Po 2 tyg odesłali mi nowego Einhella (super gwarancja - na ich koszt wysłałem i tak samo na ich koszt otrzymałem agregat z powrotem)
Na tym dojechałem do tynków.
W trakcie robienia tynków okradli mi budowę i straciłem także agregat.
Ekipa od tynków czekała i betoniarkę mieli na siłę, więc kupiłem jakiegoś chińczyka bez siły w castoramie za 900 zł i zamieniłem się z sąsiadem który miał einhela na siłę ale nie korzystał z niej.
Także po moich perypetiach zostałem z chińczykiem z casto za 900 zł.

Wniosek  jaki wyciągnąłem z tej lekcji jest taki:
Powinienem był kupić agregat np. Hondy ze stabilizatorem napięcia za około 5-6 tyś i zabierać go z budowy i pozostał by mi porządny sprzęt do którego można podłączyć elektronikę. Można by go było wykorzystać w razie awarii w domu.
Na pewno był by mniej awaryjny a jak ma się do budowy 40 km to załatwienie drobnej nawet sprawy jest bardzo uciążliwe.

Także zastanów się jak mocno będzie obciążony i jak długo będziesz go używał.
Einhel ma dobry system gwarancyjny co według mnie jest dużym plusem

----------


## monikaa13

No czytałam właśnie, że Einhell w miarę dobry, cena też ok. 
Ja potrzebuję prądu, by zacząć. Prąd miał być już w zeszłym roku. Jak do tej pory nie ma  :smile:  ale tłumaczą, że do sierpnia powinien być. Nie wiem dokładnie też kiedy zaczniemy budowę. Chcieliśmy w marcu ale mamy problemy z architektem i nie wiadomo kiedy dostaniemy pozwolenie na budowę. Dlatego nie będziemy kupowali agregatu za 5tys. na pewno. Dla nas to za dużo, na taką rzecz ale dzięki za odpowiedź.

----------


## Bier nat

Ja też miałem 3 agregaty, zacząłem od 800 zł, a skończyłem na 2500, wszystkie się choc raz zepsuły w trakcie budowy.
Ale ostateczenie się ich pozbyłem (dwa zwróciłem w sklepie) a trzeci, który mi niestety naparwiali sprzedałem dalej.
Marek nie pomnę.
Jedno jest pewne - najważniejsza rzecz to gwarancja.

----------


## Croolick

Endress. Podobno firma przywzoita i siedząca przede wszystkim w agregatah.
Mam taki coś 2,1kW. Opędziłem nim póki co stan zero plus kawałek ścian parteru. Jedyny problem to zrywajacy sie sznurek.  :Wink2:  Po oczyszczeniu z wapna i piachu wyglada (prawie ) jak nowy. Bardzo fajny i dobry kontakt z serwisem. ( Pracownik Castoramy  przelał olej i ciężko odpalal na poczatku)
Gdybym miał teraz kupowac jeszcze raz wziąłbym Endressa.
http://www.endress-polska.pl/  :smile:  


Prawda jest taka, że większość agregatów w cenach1-1,5kzł prezentuje podbny poziom jakościowy a będwały budowlańcy potrafią zepsuć nawet młotek.  :Mad:

----------


## kenji

Swego czasu siedziałem mocno w nieco większych agregatach (takich od 250kVA). 
Generalnie jeśli z maluchów to patrz na to czy któryś jest na silniku Hondy. Może wtedy dłużej pochodzi.

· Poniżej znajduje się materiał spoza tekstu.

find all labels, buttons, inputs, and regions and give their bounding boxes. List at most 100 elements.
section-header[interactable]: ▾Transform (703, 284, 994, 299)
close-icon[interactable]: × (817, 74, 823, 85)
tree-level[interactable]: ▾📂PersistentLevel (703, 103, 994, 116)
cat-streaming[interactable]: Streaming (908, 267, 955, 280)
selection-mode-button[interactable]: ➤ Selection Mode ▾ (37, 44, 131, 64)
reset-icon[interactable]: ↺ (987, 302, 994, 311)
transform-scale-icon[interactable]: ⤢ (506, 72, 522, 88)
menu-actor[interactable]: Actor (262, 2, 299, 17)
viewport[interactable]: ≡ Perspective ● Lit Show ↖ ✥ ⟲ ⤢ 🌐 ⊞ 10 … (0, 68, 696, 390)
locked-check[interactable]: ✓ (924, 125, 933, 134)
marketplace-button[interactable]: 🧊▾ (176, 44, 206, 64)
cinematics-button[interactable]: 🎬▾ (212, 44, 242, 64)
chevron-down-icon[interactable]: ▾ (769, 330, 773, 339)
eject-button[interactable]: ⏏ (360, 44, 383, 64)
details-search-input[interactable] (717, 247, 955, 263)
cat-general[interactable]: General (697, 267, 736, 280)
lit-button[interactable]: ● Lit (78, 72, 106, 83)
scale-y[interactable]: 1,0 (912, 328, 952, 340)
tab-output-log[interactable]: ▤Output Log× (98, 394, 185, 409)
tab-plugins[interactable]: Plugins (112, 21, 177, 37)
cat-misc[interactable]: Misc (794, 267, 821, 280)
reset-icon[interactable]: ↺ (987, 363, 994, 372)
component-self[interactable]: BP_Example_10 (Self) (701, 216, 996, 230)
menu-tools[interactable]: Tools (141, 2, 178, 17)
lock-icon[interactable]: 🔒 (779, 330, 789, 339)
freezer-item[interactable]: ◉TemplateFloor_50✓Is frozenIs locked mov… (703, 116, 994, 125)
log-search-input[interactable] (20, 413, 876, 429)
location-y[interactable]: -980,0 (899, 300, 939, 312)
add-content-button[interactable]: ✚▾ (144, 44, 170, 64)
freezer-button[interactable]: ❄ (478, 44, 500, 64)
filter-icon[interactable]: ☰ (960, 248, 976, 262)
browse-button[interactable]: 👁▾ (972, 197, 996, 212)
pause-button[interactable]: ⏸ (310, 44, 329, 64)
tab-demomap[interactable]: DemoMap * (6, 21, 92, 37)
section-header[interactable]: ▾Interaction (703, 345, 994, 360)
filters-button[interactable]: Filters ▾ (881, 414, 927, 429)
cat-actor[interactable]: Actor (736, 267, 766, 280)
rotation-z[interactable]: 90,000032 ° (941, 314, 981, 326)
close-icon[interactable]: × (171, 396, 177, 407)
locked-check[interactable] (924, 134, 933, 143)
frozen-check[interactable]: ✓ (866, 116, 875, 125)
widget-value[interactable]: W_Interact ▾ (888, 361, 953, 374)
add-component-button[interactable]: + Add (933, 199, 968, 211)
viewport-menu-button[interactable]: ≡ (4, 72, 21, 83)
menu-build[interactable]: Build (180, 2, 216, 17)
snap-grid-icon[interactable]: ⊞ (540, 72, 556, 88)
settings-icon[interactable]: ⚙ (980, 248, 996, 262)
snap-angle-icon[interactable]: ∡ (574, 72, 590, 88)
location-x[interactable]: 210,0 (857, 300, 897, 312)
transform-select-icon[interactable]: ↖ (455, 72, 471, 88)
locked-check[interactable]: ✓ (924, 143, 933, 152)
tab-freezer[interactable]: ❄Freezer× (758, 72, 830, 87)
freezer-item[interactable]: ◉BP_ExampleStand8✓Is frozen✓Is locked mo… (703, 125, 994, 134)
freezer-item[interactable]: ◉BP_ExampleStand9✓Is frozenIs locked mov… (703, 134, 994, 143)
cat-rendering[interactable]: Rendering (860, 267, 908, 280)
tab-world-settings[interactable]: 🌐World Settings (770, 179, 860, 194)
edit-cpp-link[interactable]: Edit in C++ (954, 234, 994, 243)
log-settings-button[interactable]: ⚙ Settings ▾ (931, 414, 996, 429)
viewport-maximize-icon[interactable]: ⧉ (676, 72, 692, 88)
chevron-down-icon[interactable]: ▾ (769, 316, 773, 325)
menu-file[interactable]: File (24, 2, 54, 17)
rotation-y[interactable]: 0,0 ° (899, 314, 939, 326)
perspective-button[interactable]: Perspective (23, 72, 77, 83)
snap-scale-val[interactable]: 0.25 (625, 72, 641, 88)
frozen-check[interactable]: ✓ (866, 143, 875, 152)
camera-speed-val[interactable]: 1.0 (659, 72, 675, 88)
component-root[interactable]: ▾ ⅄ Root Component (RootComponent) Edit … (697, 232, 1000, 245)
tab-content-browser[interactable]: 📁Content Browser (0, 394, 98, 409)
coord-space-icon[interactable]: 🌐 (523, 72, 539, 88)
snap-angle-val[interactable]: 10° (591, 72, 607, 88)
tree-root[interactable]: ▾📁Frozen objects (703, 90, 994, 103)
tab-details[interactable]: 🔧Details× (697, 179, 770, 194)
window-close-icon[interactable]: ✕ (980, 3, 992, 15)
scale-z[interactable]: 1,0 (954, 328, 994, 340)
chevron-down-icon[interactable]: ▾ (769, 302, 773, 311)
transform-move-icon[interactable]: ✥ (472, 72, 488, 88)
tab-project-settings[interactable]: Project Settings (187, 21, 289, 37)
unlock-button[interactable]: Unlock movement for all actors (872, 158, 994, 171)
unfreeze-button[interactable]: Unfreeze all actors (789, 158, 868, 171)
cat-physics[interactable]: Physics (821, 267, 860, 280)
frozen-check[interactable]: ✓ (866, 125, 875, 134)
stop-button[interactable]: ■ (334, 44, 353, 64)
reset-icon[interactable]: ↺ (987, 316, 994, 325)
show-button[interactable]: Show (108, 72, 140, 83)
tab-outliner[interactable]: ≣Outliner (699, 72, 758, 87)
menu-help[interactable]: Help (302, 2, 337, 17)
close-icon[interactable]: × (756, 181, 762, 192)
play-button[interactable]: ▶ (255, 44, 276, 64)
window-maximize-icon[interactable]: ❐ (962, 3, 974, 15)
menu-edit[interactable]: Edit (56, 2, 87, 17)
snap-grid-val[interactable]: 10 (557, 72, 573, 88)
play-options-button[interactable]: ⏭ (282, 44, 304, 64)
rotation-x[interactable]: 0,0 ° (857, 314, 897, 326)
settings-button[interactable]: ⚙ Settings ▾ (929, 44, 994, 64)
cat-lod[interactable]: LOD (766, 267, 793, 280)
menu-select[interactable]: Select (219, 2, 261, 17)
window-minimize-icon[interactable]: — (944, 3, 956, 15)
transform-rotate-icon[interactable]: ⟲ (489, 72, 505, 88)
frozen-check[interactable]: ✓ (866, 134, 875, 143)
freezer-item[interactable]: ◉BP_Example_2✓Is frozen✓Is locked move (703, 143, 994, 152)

Większość małych agregatów pochodzi z Chin. Różnie może być z ich jakością.
Z tych firm co wymieniłaś znam Einhella.

Osobna sprawa to kultura użytkowania tego sprzętu.

----------


## synkopa

Mam Kipora 2,6 KW. Nie polecam. W wyniku nieszczelności kranika sączące się paliwo dokonało całkowitej destrukcji plastiku w tempie 1 godziny. Plastik po prostu popękał w rękach i teraz agregat nie ma już obudowy. Chiński chłam.

----------


## bst

Ja mam stary agregat z demobilu PAB-2, dalem za niego mniej niz 200zl. Mial na liczniku kilkanascie motogodzin.
Agregat ma 2.5kW i tyle faktycznie ma. Opedzilem nim stawianie ogrodzenia, spawanie bramy, stawianie blaszaka.
Wada to jego waga (~100kg) i halas. A tak to dziala nawet na rozpuszczalniku.
 Na pewno to lepszy wybor niz chinszczyzna.

----------


## Zbyszek 1'

Ja też potrzebowałem prądu żeby zacząć. Minęło 2 lata a prądu dalej nie mam.
Zgodne z umową powinienem mieć rok temu.
Dowiedz się jaką betoniarkę mają murarze - tzn. czy potrzebujesz siły czy nie.

Też tak myślałem jak Ty, i dlatego zacząłem od agregatu za 1300 zł.

Einhell to też chińszczyzna ale mają dobrą gwarancję.
Endres - to był ten co po pół godziny mi się wyłączał.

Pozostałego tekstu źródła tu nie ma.